To this end, two “big physics” techniques are now available that can be used to obtain pharmacodynamic and pharmacokinetic data. These are accelerator mass spectrometry (AMS), which can be used to determine drug kinetics and positron emission tomography (PET), which can be used to characterise pharmacodynamics.

Microdosing using AMS

Professor Garner went on to explain in more detail about AMS. The technique is based on that developed in the mid 1970s for carbon dating in archaeology. With carbon dating, however, 9,000 carbon atoms (ie, a sizeable sample) are needed in order to observe a single decay event. AMS, however, is much more sensitive — attogram (10–18g) and zeptogram (10–21g) quantities can be analysed.
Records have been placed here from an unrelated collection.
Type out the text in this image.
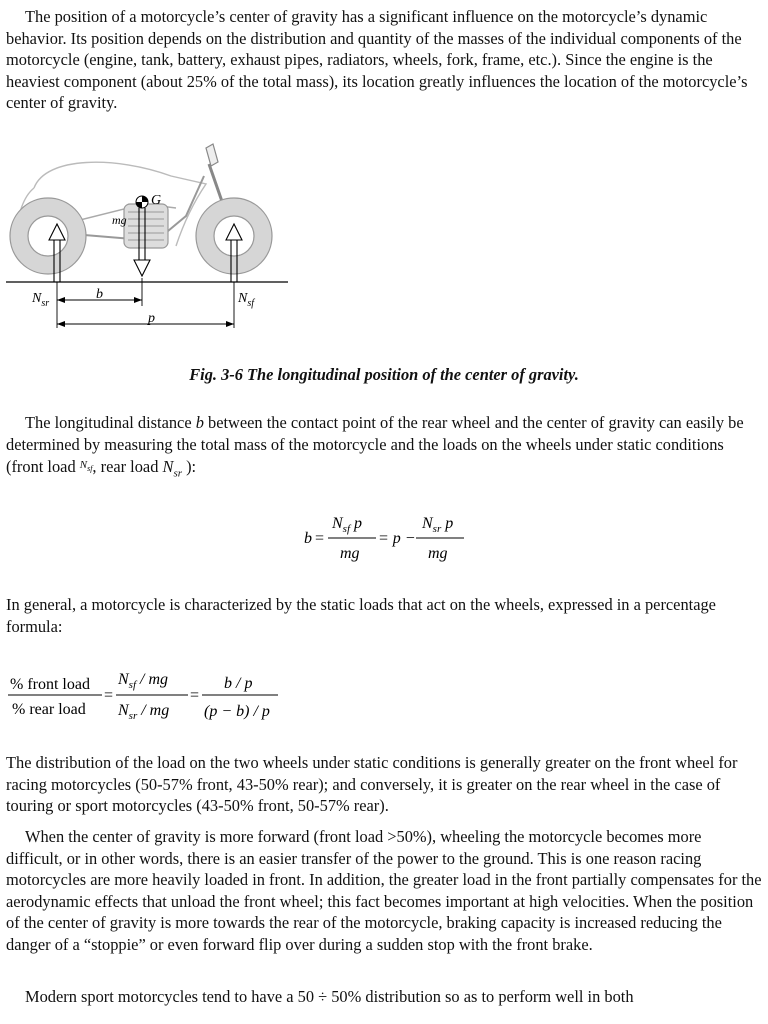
The position of a motorcycle’s center of gravity has a significant influence on the motorcycle’s dynamic behavior. Its position depends on the distribution and quantity of the masses of the individual components of the motorcycle (engine, tank, battery, exhaust pipes, radiators, wheels, fork, frame, etc.). Since the engine is the heaviest component (about 25% of the total mass), its location greatly influences the location of the motorcycle’s center of gravity.

G
mg
$N_{sr}$	$N_{sf}$
b
p
Fig. 3-6 The longitudinal position of the center of gravity.

The longitudinal distance b between the contact point of the rear wheel and the center of gravity can easily be determined by measuring the total mass of the motorcycle and the loads on the wheels under static conditions (front load $^{N_{sf}}$, rear load $N_{sr}$ ):

b =
$N_{sf}$ p
mg
= p −
$N_{sr}$ p
mg

In general, a motorcycle is characterized by the static loads that act on the wheels, expressed in a percentage formula:

% front load
% rear load
=
$N_{sf}$ / mg
$N_{sr}$ / mg
=
b / p
(p − b) / p

The distribution of the load on the two wheels under static conditions is generally greater on the front wheel for racing motorcycles (50-57% front, 43-50% rear); and conversely, it is greater on the rear wheel in the case of touring or sport motorcycles (43-50% front, 50-57% rear).

When the center of gravity is more forward (front load >50%), wheeling the motorcycle becomes more difficult, or in other words, there is an easier transfer of the power to the ground. This is one reason racing motorcycles are more heavily loaded in front. In addition, the greater load in the front partially compensates for the aerodynamic effects that unload the front wheel; this fact becomes important at high velocities. When the position of the center of gravity is more towards the rear of the motorcycle, braking capacity is increased reducing the danger of a “stoppie” or even forward flip over during a sudden stop with the front brake.

Modern sport motorcycles tend to have a 50 ÷ 50% distribution so as to perform well in both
This gives rise to the concept of microdosing, in which tiny, subtherapeutic, subtoxic doses of drugs are given. A typical radioactive tracer dose would be 80–100 microCuries, but for AMS a nanoCurie amount could be given. For illustration, Professor Garner pointed out that a typical adult contains 400 nanoCuries of naturally occurring 14C and a banana contains about one nanoCurie of naturally occurring 14C.

Samples of blood, urine, faeces and plasma can be analysed, Professor Garner continued. In each case the sample is processed in the laboratory to convert biological carbon into inorganic carbon. The sample is then loaded into the instrument. AMS counts atoms rather than radioactivity, although the results are still expressed as “disintegrations per minute”. Providing a 14C atom can be inserted into a molecule, then its progress in the body can be followed, Professor Garner pointed out.

Hitherto, drug discovery has involved the synthesis of large amounts of large numbers of compounds followed by in vitro studies or animal testing. Microdosing allows the rapid comparison of several molecules or several dose levels and means that a smaller amount of each compound needs to be produced for testing. The responses observed in microdosing are 70–80 per cent predictive of the response that will be elicited with pharmacological dosing, he said. The technique is also fast — it only takes a few seconds to “count” a sample.

Currently, preclinical studies can take up to 18 months at a cost of $3–5m. Microdosing techniques could reduce the time to four to six months and the costs to $0.35m per new molecule, Professor Garner explained.

The current disadvantages of AMS are that the equipment is expensive and large — it takes up space equivalent to two tennis courts. Smaller and cheaper instrumentation is likely to be developed in the future though, Professor Garner concluded.